Woo-ri ends up at a library and meets a former classmate Seo Hyun-woo, while they both pick up the same book for the same interview, they study the whole night but Woo-ri ends up sleeping. Hyun-woo looks at her presentation and modifies it a bit to make it just perfect. The next day the two wake up in library late for the interview and rush to the office without changing. During her presentation, Woo-ri gets nervous on seeing a new presentation but boosts up on the very next slide. Both Hyun-woo and Woo-ri get selected for Gaha Entertainment at different positions.
They get to work on the first day of the job while Won-young signs an agreement to work with Ni-na. The Band I Do Not Know members celebrate at home along with Ni-na and on the other hand, Woo-ri brings along Hyun-woo to celebrate their first day at job and after seeing the band celebrating, those two join them too.
Woo-ri and Won-young envy each other's new partners. With this love hate relation, how will the two reconcile?

==Cast==
- Sandara Park as Noh Woo-ri
- Kang Seung-yoon as Ji Won-young
- Kang Seung-hyun as Yoon Ni-na
- Jang Ki-yong as Seo Hyun-woo
- Lee Bum-gyu as Goo Hyun-dong
- Kim Kyu-ho as Han Shim-hoon
- Lee Se-young as Ji-min

===Special appearances===
- Choi Ji-woo as herself (episode 3)
- Park Sang-hyun as himself (episode 4)
- Yoo In-na as herself/DJ (episode 8)
- Joo Woo-jae as himself/DJ (episode 8)

==Episodes==

| Episode # | Original broadcast date | Episode title |
|---|---|---|
| 1 | 29 June 2015 | We Broke Up |
| 2 | 29 June 2015 | Breakup 101 |
| 3 | 1 July 2015 | Is It Coincidence Or Destiny? |
| 4 | 3 July 2015 | 23, 26 |
| 5 | 6 July 2015 | I Don't Know You Anymore |
| 6 | 8 July 2015 | Off Beat, Out Of Sync |
| 7 | 10 July 2015 | A Half Share Of Memories |
| 8 | 13 July 2015 | 0+1 |
| 9 | 15 July 2015 | How To Remove A Band-aid |
| 10 | 17 July 2015 | Again, It's Spring |

==Production==
We Broke Up is a live-action adaption of a popular webtoon bearing the same name. Co-directing the anticipated web-drama is Director Kim Yong-wan, who also co-directed the successful hit "Love Cells" starring former child-actress Kim Yoo-jung, which was recently revived for another season.
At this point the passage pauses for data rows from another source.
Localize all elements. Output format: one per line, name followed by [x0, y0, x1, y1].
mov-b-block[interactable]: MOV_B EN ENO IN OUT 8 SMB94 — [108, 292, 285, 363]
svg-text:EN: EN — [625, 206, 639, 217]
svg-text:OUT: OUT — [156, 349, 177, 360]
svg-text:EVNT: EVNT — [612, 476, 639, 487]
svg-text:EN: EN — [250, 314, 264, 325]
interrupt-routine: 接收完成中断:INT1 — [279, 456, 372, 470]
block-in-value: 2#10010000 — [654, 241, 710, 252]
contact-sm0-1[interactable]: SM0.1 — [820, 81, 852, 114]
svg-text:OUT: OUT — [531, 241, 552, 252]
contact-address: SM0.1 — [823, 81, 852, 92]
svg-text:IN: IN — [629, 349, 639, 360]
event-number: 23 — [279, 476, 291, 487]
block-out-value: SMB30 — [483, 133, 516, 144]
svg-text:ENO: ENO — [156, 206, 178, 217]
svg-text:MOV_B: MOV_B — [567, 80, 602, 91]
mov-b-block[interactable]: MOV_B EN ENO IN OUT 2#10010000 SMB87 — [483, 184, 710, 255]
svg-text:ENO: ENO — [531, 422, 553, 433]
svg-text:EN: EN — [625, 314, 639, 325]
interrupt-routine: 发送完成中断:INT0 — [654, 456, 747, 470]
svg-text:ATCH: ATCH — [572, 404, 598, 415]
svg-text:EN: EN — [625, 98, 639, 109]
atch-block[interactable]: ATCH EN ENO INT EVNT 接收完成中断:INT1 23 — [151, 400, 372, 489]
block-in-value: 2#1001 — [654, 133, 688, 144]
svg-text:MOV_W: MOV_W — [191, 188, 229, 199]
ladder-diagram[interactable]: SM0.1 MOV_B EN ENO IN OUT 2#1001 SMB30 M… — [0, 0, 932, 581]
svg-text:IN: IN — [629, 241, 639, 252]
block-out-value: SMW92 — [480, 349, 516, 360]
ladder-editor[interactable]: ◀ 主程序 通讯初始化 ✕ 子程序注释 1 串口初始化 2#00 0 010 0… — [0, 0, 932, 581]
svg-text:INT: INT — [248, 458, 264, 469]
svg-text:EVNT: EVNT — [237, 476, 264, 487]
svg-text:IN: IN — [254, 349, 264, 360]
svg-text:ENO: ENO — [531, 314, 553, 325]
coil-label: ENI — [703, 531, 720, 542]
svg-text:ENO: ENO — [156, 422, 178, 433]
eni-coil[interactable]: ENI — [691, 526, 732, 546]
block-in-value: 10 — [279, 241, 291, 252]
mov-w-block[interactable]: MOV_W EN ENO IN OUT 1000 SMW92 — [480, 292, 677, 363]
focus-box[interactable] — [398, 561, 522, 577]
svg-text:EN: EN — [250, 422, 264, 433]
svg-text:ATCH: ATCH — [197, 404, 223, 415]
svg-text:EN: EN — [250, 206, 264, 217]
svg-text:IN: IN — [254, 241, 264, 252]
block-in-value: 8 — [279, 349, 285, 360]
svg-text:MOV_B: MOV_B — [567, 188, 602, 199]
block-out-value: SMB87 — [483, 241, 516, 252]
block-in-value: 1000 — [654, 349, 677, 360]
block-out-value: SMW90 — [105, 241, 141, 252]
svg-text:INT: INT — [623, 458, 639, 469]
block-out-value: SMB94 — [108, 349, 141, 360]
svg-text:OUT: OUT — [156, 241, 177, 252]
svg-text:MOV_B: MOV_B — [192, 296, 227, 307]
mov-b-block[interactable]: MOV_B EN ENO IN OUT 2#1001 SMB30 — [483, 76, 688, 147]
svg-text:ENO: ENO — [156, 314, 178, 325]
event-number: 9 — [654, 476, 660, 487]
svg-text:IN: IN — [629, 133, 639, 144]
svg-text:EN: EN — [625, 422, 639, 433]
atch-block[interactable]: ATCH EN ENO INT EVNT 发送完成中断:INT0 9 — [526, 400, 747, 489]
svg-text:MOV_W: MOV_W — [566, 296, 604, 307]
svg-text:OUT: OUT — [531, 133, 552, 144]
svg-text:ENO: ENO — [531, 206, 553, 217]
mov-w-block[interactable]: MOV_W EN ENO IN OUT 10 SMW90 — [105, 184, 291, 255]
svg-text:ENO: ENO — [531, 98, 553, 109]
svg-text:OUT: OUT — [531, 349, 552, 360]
The series is jointly planned and produced by YG K-Plus, CJ E&M Digital Studio and Story Plant. On April 22, 2015, the first script reading was held successfully.

The web-drama was released officially under CJ E&M Style Studio, YG Entertainment, and YG K-Plus' digital platforms all on the same date.

== Reception ==
The 10 episode web-drama was a smashing success. Amassing views of over 16 million, We Broke Up was the 4th most-viewed web-drama of 2015.
Kang Seung-yoon was nominated and awarded 'Best Actor' for his role as Ji Won-yeong by K-web Fest. Dara was unable to be nominated for her role as she was already nominated for a previous leading role in another web-drama entitled 'Dr. Ian', for which she won 'Best Actress'.

As thanks for the positive reception, the cast of the show held a personal 'mini concert' on August 17.

The success continued when it was invited to be screened at the 21st Geneva International Film Festival, becoming the first of its kind to do so. The series was screened on November 7.